Once upon a time, the British left believed in Israel. Socialists understood it as the land of the kibbutz and the moshav, two pioneering models of collective farming. They recognised it as a nation built by an oppressed, indigenous people who could trace their history in the land for more than 3,000 years, despite the efforts of successive empires to enslave, dispossess and displace them. Western students would flock each summer to work on Israel’s farms and explore the kibbutz experience. For a certain type of leftist activist, it was a rite of passage.

Readers of the JC will be familiar with this history. The British left, it seems, has erased it.

One person who hasn’t forgotten is the Olivier Award-winning actor Elliot Levey, whom I recently interviewed for the Sunday Times. In the interview, he makes a rare hint of criticism of his father-in-law, the film-maker Ken Loach.

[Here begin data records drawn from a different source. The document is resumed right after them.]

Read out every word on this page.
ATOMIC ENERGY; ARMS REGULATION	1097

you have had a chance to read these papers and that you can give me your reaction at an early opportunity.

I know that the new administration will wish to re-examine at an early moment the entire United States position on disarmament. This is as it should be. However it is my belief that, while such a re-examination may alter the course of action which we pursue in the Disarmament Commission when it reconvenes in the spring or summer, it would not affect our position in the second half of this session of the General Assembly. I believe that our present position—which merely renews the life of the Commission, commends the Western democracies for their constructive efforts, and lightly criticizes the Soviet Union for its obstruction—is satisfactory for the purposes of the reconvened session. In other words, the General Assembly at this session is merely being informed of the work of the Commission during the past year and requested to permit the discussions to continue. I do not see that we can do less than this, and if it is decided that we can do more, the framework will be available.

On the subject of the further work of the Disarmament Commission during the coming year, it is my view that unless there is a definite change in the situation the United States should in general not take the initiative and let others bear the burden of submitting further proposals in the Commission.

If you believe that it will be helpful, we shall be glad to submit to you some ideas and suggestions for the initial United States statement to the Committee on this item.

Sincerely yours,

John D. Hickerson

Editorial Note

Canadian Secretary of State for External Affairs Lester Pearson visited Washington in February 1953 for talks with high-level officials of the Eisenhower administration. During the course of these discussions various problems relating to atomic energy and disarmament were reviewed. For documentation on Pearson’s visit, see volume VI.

It’s not easy to be one of the country’s leading Jewish actors, while also being the son-in-law of a man expelled from Sir Keir Starmer’s Labour Party following accusations of antisemitism. (Loach, like many others who were supporters of Jeremy Corbyn, describes the accusations as part of a “witch hunt and a purge”.) Levey was careful to avoid criticising Loach directly, and to call him “a compassionate, wonderful, loving, brilliant grandfather to three Jewish boys”. But what he was keen to talk about at far more length than I could ever quote in full ­— was how and why antisemitic tropes took over the hard left.